I also want to share great news: final preparations are underway for AMTE’s 2018 Conference in Houston, and reports indicate that the city in general and the conference-site hotel in particular have weathered Hurricane Harvey and are looking forward to hosting us! This brings me to a third way in which AMTE has responded to the politicized climate, which relates to our national conference. Earlier this year Texas passed House Bill 3859, making it legal for private agencies to discriminate against LGBTQ families wishing to adopt children or serve as foster parents. The AMTE Board decided that although it was too late to relocate the 2018 conference, we would take action to reflect our values, and we have reorganized the schedule for our opening day of the conference. Recognizing that AMTE attendees want to continue to enjoy sessions given by and for the AMTE members, the organizing committee has found a way to maintain the same number of presentation sessions as we have offered in previous years. However, we have also managed to offer two plenary sessions, one to start the day by addressing the intersection of LGBTQ+ issues and mathematics education and one immediately after lunch to address the AMTE Standards. We will end the day with an all-conference reception for conference attendees to learn about community organizations working in support of the local LGBTQ+ community and to relax and mingle. Special thanks to all who have been involved with organizing our conference in general and these special events in particular!

We are going to try something different this year at the end-of-conference business meeting, building upon AMTE’s new structure organized around Divisions. We will recognize outgoing and incoming committee members, but by acknowledging committees by Divisions, we hope to compress the announcements and recognition section of the meeting, thereby opening up space for a substantive conversation. Please come with your ideas for topics you would like to discuss during the second half of the business meeting, and we will collectively select one or more topics to brainstorm. What better place for future AMTE initiatives to emerge than from these conversations? 

Because this is the first year we are trying this discussion format, I will introduce an idea that emerged from conversations with colleagues. Might AMTE, in collaboration with NCTM and MAA, take the lead on developing an electronic textbook to support the content and pedagogical preparation of secondary school mathematics teachers?
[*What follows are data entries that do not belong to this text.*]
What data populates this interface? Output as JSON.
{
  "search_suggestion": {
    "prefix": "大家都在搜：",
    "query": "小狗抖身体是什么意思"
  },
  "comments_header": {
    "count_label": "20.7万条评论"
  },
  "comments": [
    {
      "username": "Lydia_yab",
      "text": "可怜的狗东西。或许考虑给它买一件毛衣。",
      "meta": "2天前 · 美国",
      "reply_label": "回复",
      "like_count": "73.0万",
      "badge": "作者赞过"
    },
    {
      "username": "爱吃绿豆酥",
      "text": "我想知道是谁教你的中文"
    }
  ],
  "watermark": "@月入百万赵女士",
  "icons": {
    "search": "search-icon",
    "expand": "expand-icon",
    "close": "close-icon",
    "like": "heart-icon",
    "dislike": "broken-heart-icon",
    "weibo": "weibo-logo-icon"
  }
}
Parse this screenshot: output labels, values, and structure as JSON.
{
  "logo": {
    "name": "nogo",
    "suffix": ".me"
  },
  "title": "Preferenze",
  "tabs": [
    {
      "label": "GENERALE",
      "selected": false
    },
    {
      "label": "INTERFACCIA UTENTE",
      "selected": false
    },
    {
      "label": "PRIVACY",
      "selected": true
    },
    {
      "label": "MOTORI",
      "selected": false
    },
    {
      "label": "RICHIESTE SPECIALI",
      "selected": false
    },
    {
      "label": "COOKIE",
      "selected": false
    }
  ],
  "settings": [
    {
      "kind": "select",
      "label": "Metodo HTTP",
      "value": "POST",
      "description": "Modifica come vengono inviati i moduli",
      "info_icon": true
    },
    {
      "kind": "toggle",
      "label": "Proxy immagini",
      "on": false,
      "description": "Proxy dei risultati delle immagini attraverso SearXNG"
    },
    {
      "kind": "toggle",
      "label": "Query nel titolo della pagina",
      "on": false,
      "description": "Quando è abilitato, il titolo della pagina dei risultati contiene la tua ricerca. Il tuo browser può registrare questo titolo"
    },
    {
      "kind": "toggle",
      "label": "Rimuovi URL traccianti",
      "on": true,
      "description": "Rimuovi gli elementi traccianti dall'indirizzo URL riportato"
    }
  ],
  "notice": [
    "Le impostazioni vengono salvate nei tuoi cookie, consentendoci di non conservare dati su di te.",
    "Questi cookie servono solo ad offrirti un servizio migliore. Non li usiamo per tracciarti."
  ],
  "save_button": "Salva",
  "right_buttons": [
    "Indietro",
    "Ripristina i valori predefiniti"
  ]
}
An anecdote might help to situate this idea. Many of my prospective secondary mathematics teachers, even many who have completed an undergraduate degree in mathematics, find that they have not had a chance to deeply understand the secondary school mathematics that they will teach. Furthermore, not only must prospective teachers hold procedural fluency, but they also must hold deeper underlying conceptual understanding. We must support prospective teachers as together, they develop their mathematical knowledge for teaching and as they come to understand students’ understanding of mathematics. How might mathematics teacher educators support our prospective secondary school mathematics teachers as they revisit the 6–12 content? Imagine if mathematics teacher educators had access to a build-your-own electronic textbook from which they could select content and pedagogical chapters covering particular content domains? This is one example of an idea that our community might brainstorm during the second half of the business meeting.

I wish you a happy holiday season and look forward to seeing you at the upcoming 2018 AMTE conference in Houston Texas!